Arendt is best remembered for inventing the term “the banality of
evil,” by which she tried to reconcile the seemingly
ordinary-seeming demeanor of Eichmann, the high-ranking Nazi official
responsible for sending millions Jews to their deaths, with the epic
monstrousness of his deeds. Like the Nazis tried before him after the
war, Eichmann employed the so-called “Nuremberg defense” —
that he was just “following orders.” Other testimony and writings
contradicted this, painting Eichmann as no mere bureaucrat, but a
deeply committed Nazi ideologue and Hitler devotee who admitted he
would have had his own father murdered if required to do so.
The
Eichmann trial is the centerpiece of the film, which finds Arendt
(German actress Barbara Sukowa) living contentedly in New York with
husband Heinrich Blücher (Axel Milberg) and teaching at the city's
New School. The Israeli secret service Mossad kidnaps Eichmann in
Buenos Aires, and he is sent, under controversial authority, to be
tried for war crimes in Israel. New Yorker
editor William Shawn sends Arendt to Jerusalem to cover the trial.

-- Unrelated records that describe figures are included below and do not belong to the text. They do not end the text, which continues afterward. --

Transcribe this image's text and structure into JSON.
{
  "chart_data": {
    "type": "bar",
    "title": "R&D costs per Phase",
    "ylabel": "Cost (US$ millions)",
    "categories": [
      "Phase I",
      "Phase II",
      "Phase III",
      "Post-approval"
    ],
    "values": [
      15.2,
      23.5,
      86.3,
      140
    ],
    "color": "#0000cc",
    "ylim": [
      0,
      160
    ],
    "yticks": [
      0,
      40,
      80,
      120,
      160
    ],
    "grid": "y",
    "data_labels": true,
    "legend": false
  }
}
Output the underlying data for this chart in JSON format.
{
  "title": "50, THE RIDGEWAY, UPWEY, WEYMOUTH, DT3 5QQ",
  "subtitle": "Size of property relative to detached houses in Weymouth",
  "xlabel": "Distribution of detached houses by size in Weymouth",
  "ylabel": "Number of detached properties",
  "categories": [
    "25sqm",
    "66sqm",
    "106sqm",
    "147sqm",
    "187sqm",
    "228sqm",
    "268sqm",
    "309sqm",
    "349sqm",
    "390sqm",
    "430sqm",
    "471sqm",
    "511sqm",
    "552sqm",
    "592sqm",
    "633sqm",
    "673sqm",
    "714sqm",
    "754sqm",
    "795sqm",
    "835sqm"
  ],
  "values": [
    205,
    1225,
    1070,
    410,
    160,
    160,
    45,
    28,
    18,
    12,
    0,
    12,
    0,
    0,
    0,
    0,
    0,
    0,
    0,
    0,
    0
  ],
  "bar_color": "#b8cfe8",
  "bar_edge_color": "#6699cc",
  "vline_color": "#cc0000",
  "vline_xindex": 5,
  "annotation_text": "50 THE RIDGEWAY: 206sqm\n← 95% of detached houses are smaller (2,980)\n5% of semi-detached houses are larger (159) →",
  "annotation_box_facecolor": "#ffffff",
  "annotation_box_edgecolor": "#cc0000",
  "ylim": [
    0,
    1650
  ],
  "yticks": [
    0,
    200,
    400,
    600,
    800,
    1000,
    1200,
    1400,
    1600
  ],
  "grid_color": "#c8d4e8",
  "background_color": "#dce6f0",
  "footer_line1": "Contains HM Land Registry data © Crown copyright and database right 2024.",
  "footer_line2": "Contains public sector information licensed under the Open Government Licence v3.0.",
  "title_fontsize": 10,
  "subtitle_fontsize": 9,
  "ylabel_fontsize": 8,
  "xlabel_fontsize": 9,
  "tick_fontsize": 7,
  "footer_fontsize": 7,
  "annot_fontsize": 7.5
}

(Nicholas Woodeson plays the famously reserved Shawn as a rather
blustery fellow.)
After
cartons of cigarettes are smoked by Arendt and the anxiously waiting
New Yorker staff, the
first of Arendt's Eichmann articles is published in the magazine.

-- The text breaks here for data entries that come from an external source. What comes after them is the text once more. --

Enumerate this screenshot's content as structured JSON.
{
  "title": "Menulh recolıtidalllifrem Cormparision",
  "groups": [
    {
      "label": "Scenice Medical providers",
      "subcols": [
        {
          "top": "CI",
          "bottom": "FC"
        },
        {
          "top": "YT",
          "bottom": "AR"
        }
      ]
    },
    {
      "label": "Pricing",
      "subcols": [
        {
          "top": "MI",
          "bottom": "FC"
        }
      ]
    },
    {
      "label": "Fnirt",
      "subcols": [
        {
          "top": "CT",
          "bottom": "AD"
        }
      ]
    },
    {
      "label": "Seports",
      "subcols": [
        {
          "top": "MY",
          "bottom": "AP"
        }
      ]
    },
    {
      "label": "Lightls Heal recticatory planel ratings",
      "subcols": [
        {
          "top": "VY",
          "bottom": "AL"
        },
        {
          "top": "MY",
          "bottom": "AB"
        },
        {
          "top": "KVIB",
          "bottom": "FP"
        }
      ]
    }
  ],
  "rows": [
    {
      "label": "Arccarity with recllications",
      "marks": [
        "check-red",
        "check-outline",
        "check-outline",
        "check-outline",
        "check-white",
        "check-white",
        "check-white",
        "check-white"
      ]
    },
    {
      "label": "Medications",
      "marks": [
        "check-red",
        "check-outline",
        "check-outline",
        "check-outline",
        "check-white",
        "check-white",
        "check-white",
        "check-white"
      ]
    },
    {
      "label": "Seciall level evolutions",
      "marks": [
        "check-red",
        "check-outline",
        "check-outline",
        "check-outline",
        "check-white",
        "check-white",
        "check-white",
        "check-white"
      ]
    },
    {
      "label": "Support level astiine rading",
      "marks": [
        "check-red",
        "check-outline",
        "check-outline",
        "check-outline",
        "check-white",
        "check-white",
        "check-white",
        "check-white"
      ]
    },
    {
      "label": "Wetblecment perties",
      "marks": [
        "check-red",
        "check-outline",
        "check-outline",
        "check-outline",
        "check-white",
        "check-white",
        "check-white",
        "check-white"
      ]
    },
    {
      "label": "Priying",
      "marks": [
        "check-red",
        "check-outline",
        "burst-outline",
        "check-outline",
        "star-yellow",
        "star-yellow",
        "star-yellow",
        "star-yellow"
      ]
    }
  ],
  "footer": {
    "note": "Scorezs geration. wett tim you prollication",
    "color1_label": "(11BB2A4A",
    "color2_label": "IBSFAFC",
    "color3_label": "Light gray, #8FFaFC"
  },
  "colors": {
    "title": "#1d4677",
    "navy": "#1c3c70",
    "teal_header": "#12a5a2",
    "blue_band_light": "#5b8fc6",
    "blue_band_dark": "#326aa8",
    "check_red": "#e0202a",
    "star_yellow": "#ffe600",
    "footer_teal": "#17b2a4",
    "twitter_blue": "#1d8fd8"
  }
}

Then, all hell breaks lose. Arendt loses beloved longtime friends,
except for her loyal pal, the novelist Mary McCarthy (played by the
always interesting Janet McTeer). She gets hate mail and death
threats and is asked to resign her teaching position. Numerous
readers were outraged, believing that Arendt, by writing that
Eichmann was “terribly and terrifyingly normal,” was excusing
Eichmann and other war criminals. Jewish readers were also infuriated
by her sharp criticism of European Jewish leaders, like M.C.
Rumkowski, who collaborated with the Nazis. Although Arendt was
Jewish, had been interned in the Gurs prison camp, and later worked
to save the lives of German Jewish children, she was vilified as a
“self-hating Jew” and accused of blaming the Jews for their own
fate. Arendt's articles were later published as a book, Eichmann
in Jerusalem: A Report on the Banality of Evil.
Arendt's reputation was already problematic because of her long,
tumultuous relationship with philosopher Martin Heidegger, her
academic mentor and lover, who became a supporter of the Nazi party.
In flashback sequences, Hannah reflects on her youthful dalliance
with Heidegger (Klaus Pohl), and her subsequent disappointment with
his capitulation.
This is a movie about ideas, which are difficult to dramatize;
therefore, we get a lot of scenes of smoke-filled conversation and
classroom lectures. The dialogue and characterizations are often rudimentary. The Eichmann
trial is the most arresting sequence, because it incorporates real
documentary footage of Eichmann's testimony from inside the famous
“glass booth.” As we see and hear the chilling testimony of
Holocaust survivors and watch Eichmann attempt to justify his
actions, we can see why Arendt was so struck by the man's icy calm,
and whence she derived the concept of evil as something ordinary
people are capable of. At the time, many postwar academics were
attempting to explain the Nazi phenomenon, a coldly modern,
bureaucratic expression of evil. Arendt's writings inspired, for
example, the infamous experiments by Yale psychologist Stanley
Milgram, in which subjects complied with instructions to administer
to fellow students what they believed were potentially lethal
electric shocks.
Later writings about Eichmann, based on his unpublished memoir and
previously unreleased interviews, take issue with Arendt's
conclusions about Eichmann — “he was no clerk,” wrote historian
Deborah E. Lipstadt. But in fact, as a recent New York Times
article pointed out, Arendt never wrote that Eichmann simply followed
orders. Rather, she wrote that he was a “joiner,” a man for whom
idealism and devotion to a cause –—Nazism — gave his life
meaning.
Even with its dramatic shortcomings, the film shines a welcome light on a rigorous, and often misunderstood, 20th-century thinker. 2 3/4 out of 4 stars.